Arzneimittelfälschungen

Grünes Licht für Securpharm-Pilotprojekt

Düsseldorf - 07.10.2011, 10:33 Uhr


Arzneimittelpackungen sollen in Europa noch sicherer werden. Ein gemeinsames Projekt von Pharma- und Großhandelsverbänden sowie der Apotheker will das Einschleusen von Arzneifälschungen in die Apotheken verhindern.

Das gemeinsam mit dem Bundesverband der Arzneimittelhersteller, dem Bundesverband der Pharmazeutischen Industrie, dem Verband ProGenerika, dem Verband der Forschenden Arzneimittelhersteller und dem Großhandelsverband Phagro entwickelte SecurPharm-Projekt dient dazu, Arzneimittel auf Basis individueller, randomisierter Seriennummern zu verifizieren. Bei der Arzneimittelabgabe soll die Arzneimittelpackung in der Apotheke über einen gescannten Code mit dem in einer Datenbank hinterlegten Code abgeglichen werden. Die Hauptversammlung der deutschen Apothekerinnen und Apotheker gab nun grünes Licht, auf eine deutschlandweite Umsetzung nach der Pilotphase hinzuarbeiten. In Richtung EU-Kommission erhob der Apothekertag die Forderung, die dazugehörige Richtlinie (2011/62/EU) so auszugestalten, dass sie kompatibel zu nationalen Authentifizierungssystemen wie SecurPharm ist und deren Betrieb nicht beeinträchtigt.

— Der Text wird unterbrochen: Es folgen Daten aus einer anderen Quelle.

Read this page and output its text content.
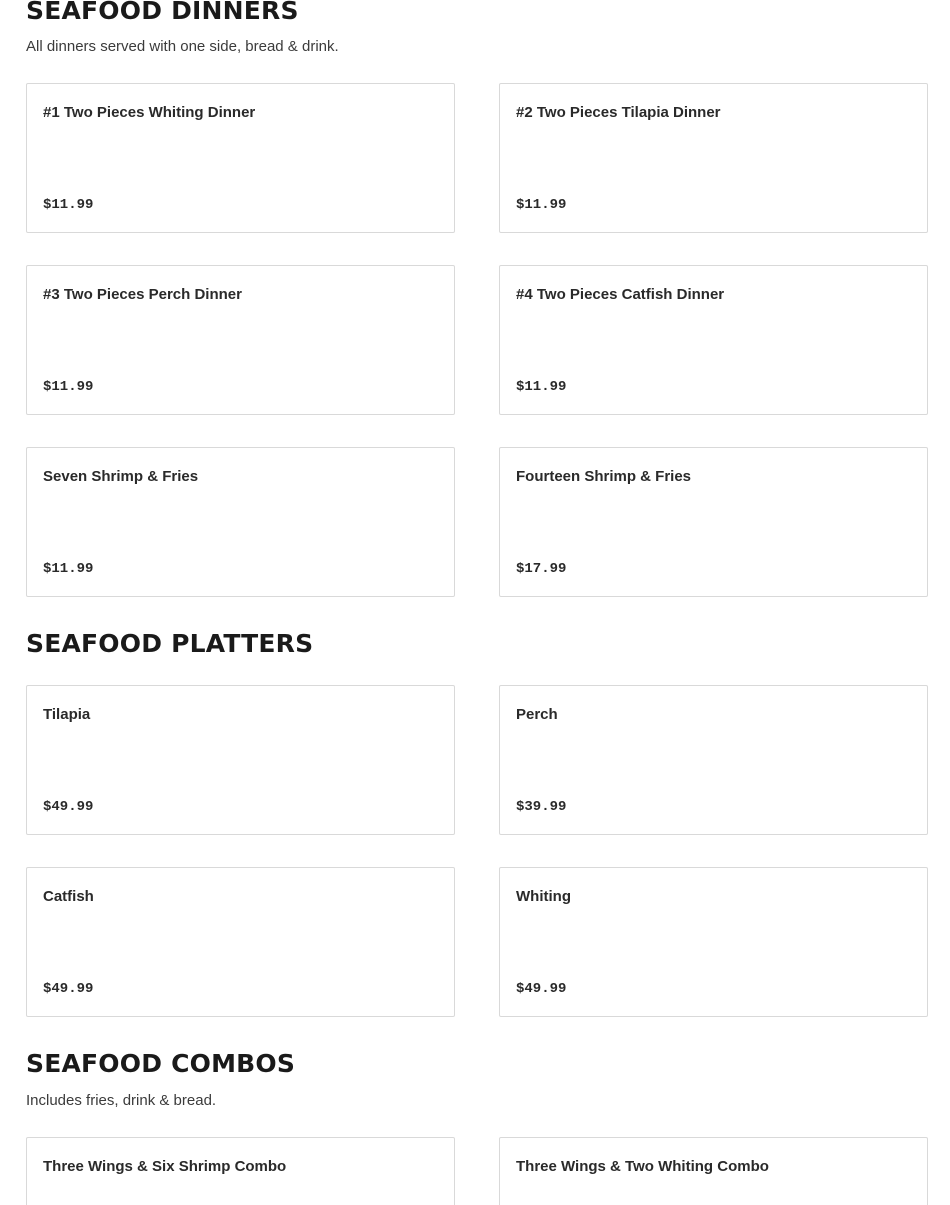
SEAFOOD DINNERS

All dinners served with one side, bread & drink.

#1 Two Pieces Whiting Dinner
$11.99
#2 Two Pieces Tilapia Dinner
$11.99
#3 Two Pieces Perch Dinner
$11.99
#4 Two Pieces Catfish Dinner
$11.99
Seven Shrimp & Fries
$11.99
Fourteen Shrimp & Fries
$17.99
SEAFOOD PLATTERS
Tilapia
$49.99
Perch
$39.99
Catfish
$49.99
Whiting
$49.99
SEAFOOD COMBOS

Includes fries, drink & bread.

Three Wings & Six Shrimp Combo	Three Wings & Two Whiting Combo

Wie in der Diskussion auf dem Apothekertag deutlich wurde, soll die Pilotphase auch zeigen, wie lange der Abgabevorgang in der Apotheke mit der Authentifzierung der Arzneimittelpackungen in Anspruch nehmen wird: Scannen der Arzneimittelpackung, Übermittlung des Codes via Internet an die Datenbank und Rückbestätigung des Codes an die Apotheke. Hier wurden Bedenken geäußert, dass dieser Vorgang möglicherweise zu lange Zeit in Anspruch nehmen könnte. Voraussetzung ist ein schnelles Internet, auch in ländlichen Regionen.

Auf Apotheken werden Kosten zwischen 1000 und 1500 Euro zukommen für einen passenden Scanner, die Software und schnelle Internetverbindung. Der Pilotversuch ist für 2013 vorgesehen für die Dauer von drei Monaten. Deutschlandweit soll das Projekt bis spätestens 2016 eingeführt werden.